On Tuesday night, the conservative advocacy group Judicial Watch released a batch of emails that call Clinton’s denials into question. Through a Freedom of Information Act request, the organization obtained a pair of email exchanges that Clinton had not included in the 55,000 pages of “work-related emails” she turned over to the State Department. In one of those exchanges, an executive at the Clinton Foundation asked for the State Department to put a billionaire donor in touch with the American ambassador to Lebanon. In another, he pushed Clinton’s aides to find a job for an associate within the department. In both instances, Clinton’s aides appeared to oblige the requests.
“We need Gilbert Chagoury to speak to the substance person re Lebanon,” Clinton Foundation head Doug Band wrote to Clinton aides Cheryl Mills and Huma Abedin in 2009. “As you know, he’s a key guy there and to us and is loved in Lebanon. Very imp.”

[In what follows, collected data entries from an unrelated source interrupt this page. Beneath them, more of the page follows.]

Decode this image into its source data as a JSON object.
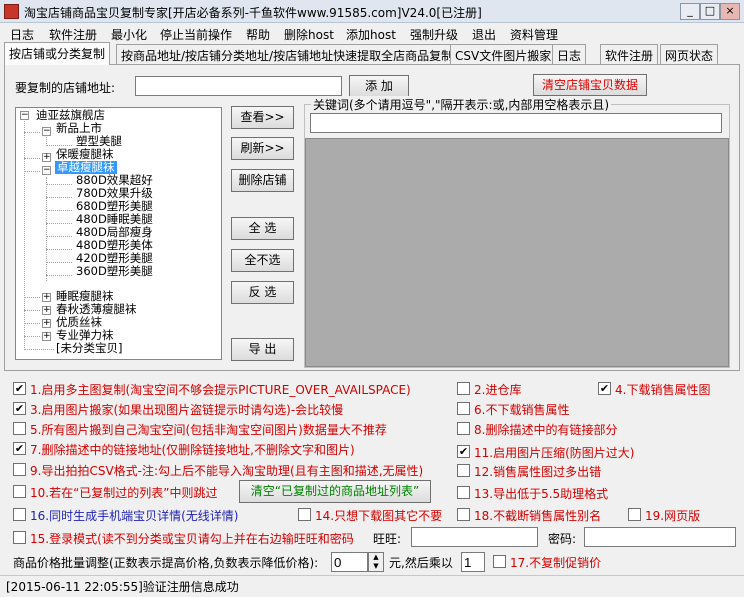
{
  "window": {
    "title": "淘宝店铺商品宝贝复制专家[开店必备系列-千鱼软件www.91585.com]V24.0[已注册]",
    "minimize": "_",
    "maximize": "□",
    "close": "×"
  },
  "menu": [
    "日志",
    "软件注册",
    "最小化",
    "停止当前操作",
    "帮助",
    "删除host",
    "添加host",
    "强制升级",
    "退出",
    "资料管理"
  ],
  "tabs": [
    "按店铺或分类复制",
    "按商品地址/按店铺分类地址/按店铺地址快速提取全店商品复制",
    "CSV文件图片搬家",
    "日志",
    "软件注册",
    "网页状态"
  ],
  "shop": {
    "url_label": "要复制的店铺地址:",
    "url_value": "",
    "add_button": "添 加",
    "clear_button": "清空店铺宝贝数据"
  },
  "tree": {
    "root": "迪亚兹旗舰店",
    "c1": "新品上市",
    "c1_1": "塑型美腿",
    "c2": "保暖瘦腿袜",
    "c3": "卓越瘦腿袜",
    "c3_1": "880D效果超好",
    "c3_2": "780D效果升级",
    "c3_3": "680D塑形美腿",
    "c3_4": "480D睡眠美腿",
    "c3_5": "480D局部瘦身",
    "c3_6": "480D塑形美体",
    "c3_7": "420D塑形美腿",
    "c3_8": "360D塑形美腿",
    "c4": "睡眠瘦腿袜",
    "c5": "春秋透薄瘦腿袜",
    "c6": "优质丝袜",
    "c7": "专业弹力袜",
    "c8": "[未分类宝贝]",
    "plus": "+",
    "minus": "−"
  },
  "actions": {
    "view": "查看>>",
    "refresh": "刷新>>",
    "delete_shop": "删除店铺",
    "select_all": "全 选",
    "select_none": "全不选",
    "invert": "反 选",
    "export": "导 出"
  },
  "keywords": {
    "label": "关键词(多个请用逗号\",\"隔开表示:或,内部用空格表示且)",
    "value": ""
  },
  "options": {
    "o1": "1.启用多主图复制(淘宝空间不够会提示PICTURE_OVER_AVAILSPACE)",
    "o2": "2.进仓库",
    "o3": "3.启用图片搬家(如果出现图片盗链提示时请勾选)-会比较慢",
    "o4": "4.下载销售属性图",
    "o5": "5.所有图片搬到自己淘宝空间(包括非淘宝空间图片)数据量大不推荐",
    "o6": "6.不下载销售属性",
    "o7": "7.删除描述中的链接地址(仅删除链接地址,不删除文字和图片)",
    "o8": "8.删除描述中的有链接部分",
    "o9": "9.导出拍拍CSV格式-注:勾上后不能导入淘宝助理(且有主图和描述,无属性)",
    "o10": "10.若在“已复制过的列表”中则跳过",
    "clear_copied": "清空“已复制过的商品地址列表”",
    "o11": "11.启用图片压缩(防图片过大)",
    "o12": "12.销售属性图过多出错",
    "o13": "13.导出低于5.5助理格式",
    "o14": "14.只想下载图其它不要",
    "o16": "16.同时生成手机端宝贝详情(无线详情)",
    "o18": "18.不截断销售属性别名",
    "o19": "19.网页版",
    "o15": "15.登录模式(读不到分类或宝贝请勾上并在右边输旺旺和密码",
    "wangwang_label": "旺旺:",
    "password_label": "密码:",
    "price_label": "商品价格批量调整(正数表示提高价格,负数表示降低价格):",
    "price_value": "0",
    "multiply_label": "元,然后乘以",
    "multiply_value": "1",
    "o17": "17.不复制促销价",
    "checked": "✔",
    "spin_up": "▲",
    "spin_down": "▼"
  },
  "status": "[2015-06-11 22:05:55]验证注册信息成功"
}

“It’s jeff feltman,” Abedin replied, referring to Jeffrey Feltman, the U.S. ambassador to Lebanon at the time. “I’m sure he knows him. I’ll talk to jeff.”
In a separate exchange, Band asked Abedin and Mills for “a favor” regarding an associate who had recently taken a Clinton Foundation trip to Haiti and was apparently seeking federal employment.
“We all have him on our radar,” Abedin wrote back. “Personnel has been sending him options.”
The Clinton campaign argues that Band was writing in his capacity as Clinton’s personal assistant, rather than in his role as the leader of the Clinton Global Initiative.
“Neither of these emails involve the Secretary or relate to the foundation’s work,” the campaign said in a statement. “They are communications between her aides and the president’s personal aide, and indeed the recommendation was for one of the secretary’s former staffers who was not employed by the foundation.”
Even in the least charitable interpretation of the emails, the brand of cronyism they reveal is more distasteful than dangerous. It’s hard to see how a pro-Clinton billionaire getting a little face time with the ambassador to Lebanon jeopardizes the public interest. Nonetheless, the exchanges raise questions about what other favors the foundation’s donors might have been able to secure.
This is not the kind of bombshell that could single-handedly rescue a candidate as troubled as Donald Trump. But it is the sort of thing that would solidify John Kasich’s lead over Clinton, in some parallel universe.